La globalización está en el centro de toda reflexión sobre los desafíos de nuestro tiempo. Convertida en cliché para explicar los procesos políticos, económicos, sociales y culturales de la pos-Guerra Fría, no siempre abarca todas las modalidades de la cooperación y el conflicto y tampoco es útil para analizar el componente político y los factores de poder que relegan a muchos países a la condición de espectadores pasivos de las relaciones internacionales. La naturaleza de la globalización es, en sí misma, siniestra, porque esconde o desdibuja realidades que no se pueden visualizar bajo el prisma económico y que tampoco son resultado del cambio tecnológico o de la revolución de las comunicaciones. El mundo es mucho más complejo que el mercado y hay situaciones supervivientes, que trascienden esa globalización, las cuales reflejan conflictos de naturaleza distinta, incluso histórica, identitaria y cultural.
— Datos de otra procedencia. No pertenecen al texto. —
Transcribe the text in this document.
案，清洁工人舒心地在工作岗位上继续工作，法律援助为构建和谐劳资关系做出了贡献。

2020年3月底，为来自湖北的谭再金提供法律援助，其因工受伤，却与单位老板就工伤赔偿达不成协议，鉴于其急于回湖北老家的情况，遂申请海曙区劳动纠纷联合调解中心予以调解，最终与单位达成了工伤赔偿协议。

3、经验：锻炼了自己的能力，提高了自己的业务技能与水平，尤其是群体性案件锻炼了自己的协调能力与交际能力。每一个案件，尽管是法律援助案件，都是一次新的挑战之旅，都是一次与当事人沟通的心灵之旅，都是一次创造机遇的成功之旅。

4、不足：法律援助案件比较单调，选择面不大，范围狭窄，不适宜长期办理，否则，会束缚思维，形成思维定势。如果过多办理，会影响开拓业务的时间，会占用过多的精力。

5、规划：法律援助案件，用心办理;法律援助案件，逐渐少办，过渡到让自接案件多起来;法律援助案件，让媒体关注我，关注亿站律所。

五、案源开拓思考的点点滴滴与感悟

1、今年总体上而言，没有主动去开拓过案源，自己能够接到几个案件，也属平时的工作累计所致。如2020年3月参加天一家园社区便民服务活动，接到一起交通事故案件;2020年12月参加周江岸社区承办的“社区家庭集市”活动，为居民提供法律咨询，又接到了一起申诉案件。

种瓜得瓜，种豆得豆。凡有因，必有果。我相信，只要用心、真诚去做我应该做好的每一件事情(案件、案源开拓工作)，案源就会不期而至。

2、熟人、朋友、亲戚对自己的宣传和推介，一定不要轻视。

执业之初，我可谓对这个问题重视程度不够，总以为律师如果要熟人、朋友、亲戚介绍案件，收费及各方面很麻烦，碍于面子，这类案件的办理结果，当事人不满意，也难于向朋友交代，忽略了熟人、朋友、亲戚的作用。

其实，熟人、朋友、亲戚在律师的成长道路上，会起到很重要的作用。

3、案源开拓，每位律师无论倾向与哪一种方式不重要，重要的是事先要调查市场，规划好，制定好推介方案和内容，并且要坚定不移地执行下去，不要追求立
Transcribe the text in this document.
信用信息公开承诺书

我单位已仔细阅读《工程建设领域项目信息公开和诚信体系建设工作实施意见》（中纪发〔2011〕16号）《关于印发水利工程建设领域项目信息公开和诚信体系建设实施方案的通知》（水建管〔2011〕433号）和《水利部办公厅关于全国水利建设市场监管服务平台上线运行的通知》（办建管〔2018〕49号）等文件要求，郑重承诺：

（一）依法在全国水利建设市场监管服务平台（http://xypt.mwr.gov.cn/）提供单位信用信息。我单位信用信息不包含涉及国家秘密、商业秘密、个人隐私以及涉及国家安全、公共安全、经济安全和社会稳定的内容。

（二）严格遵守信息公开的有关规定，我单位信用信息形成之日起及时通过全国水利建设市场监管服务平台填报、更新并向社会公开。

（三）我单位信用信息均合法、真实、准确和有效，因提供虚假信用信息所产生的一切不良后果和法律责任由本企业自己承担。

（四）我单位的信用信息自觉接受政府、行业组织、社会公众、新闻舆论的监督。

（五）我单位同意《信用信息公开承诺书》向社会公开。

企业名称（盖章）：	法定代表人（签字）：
Tal es el caso, entre otros no menos relevantes, del diferendo en Oriente Medio, donde tradiciones religiosas se mezclan con aspiraciones políticas, para crear un entorno volátil y peligroso para la paz en esa y otras regiones del mundo, donde el nombre de Dios se invoca como pretexto para saldar cuentas coloniales y neocoloniales.

En este complejo escenario, las relaciones entre Estados Unidos y Rusia, y en otro plano, de ambos con China, acusan una especial complejidad. La vocación hegemónica de estos tres países reproduce riesgosas dinámicas del antiguo enfrentamiento Este-Oeste y no les permite asumir la responsabilidad que les corresponde como superpotencias comprometidas con liderazgos constructivos y con la definición de las nuevas reglas del juego diplomático mundial. Washington, Moscú y Beijing, enfrascados en la narrativa de la globalización y protectores de sus intereses económicos y financieros, buscan ampliar zonas de influencia y desdeñan atención o administran su involcramiento en conflictos potencialmente explosivos, como ocurre con la vergonzosa guerra en Siria; la pasividad frente a la asechanza rusa en la cuenca del Mar Negro, y de manera destacada, con la inflamada retórica militarista de Corea del Norte y la insistencia de Irán en desarrollar la energía atómica con fines no pacíficos.

En todos estos casos, la globalización poco dice de los intereses estratégicos e ideológicos de dicha tríada de naciones, que en la antigua lógica de la Guerra Fría y para evadir enfrentamientos directos, trasladan sus diferencias a teatros de conflicto en diversas regiones de la esfera. Aunque el socialismo ha sido sustituido por la economía de libre mercado y la democracia representativa, ello no es suficiente para desterrar la lógica del enfrentamiento entre estos países, que encarnan animadversiones con capacidad para detonar un enfrentamiento de proporciones mayores. Para explicar esta inédita coyuntura y los hilos que la mueven, la narrativa de la globalización es insuficiente. Ha llegado el tiempo para ser creativos y buscar nuevos conceptos, que permitan analizar y dar respuesta a las relaciones internacionales y a los paradigmas políticos que estimulan el excepcionalismo nacional, el aislacionismo, la revancha y las escabrosas modalidades de mantenimiento de la paz, a partir de la constante y silente preparación de una guerra que podría acabar con la historia de la humanidad.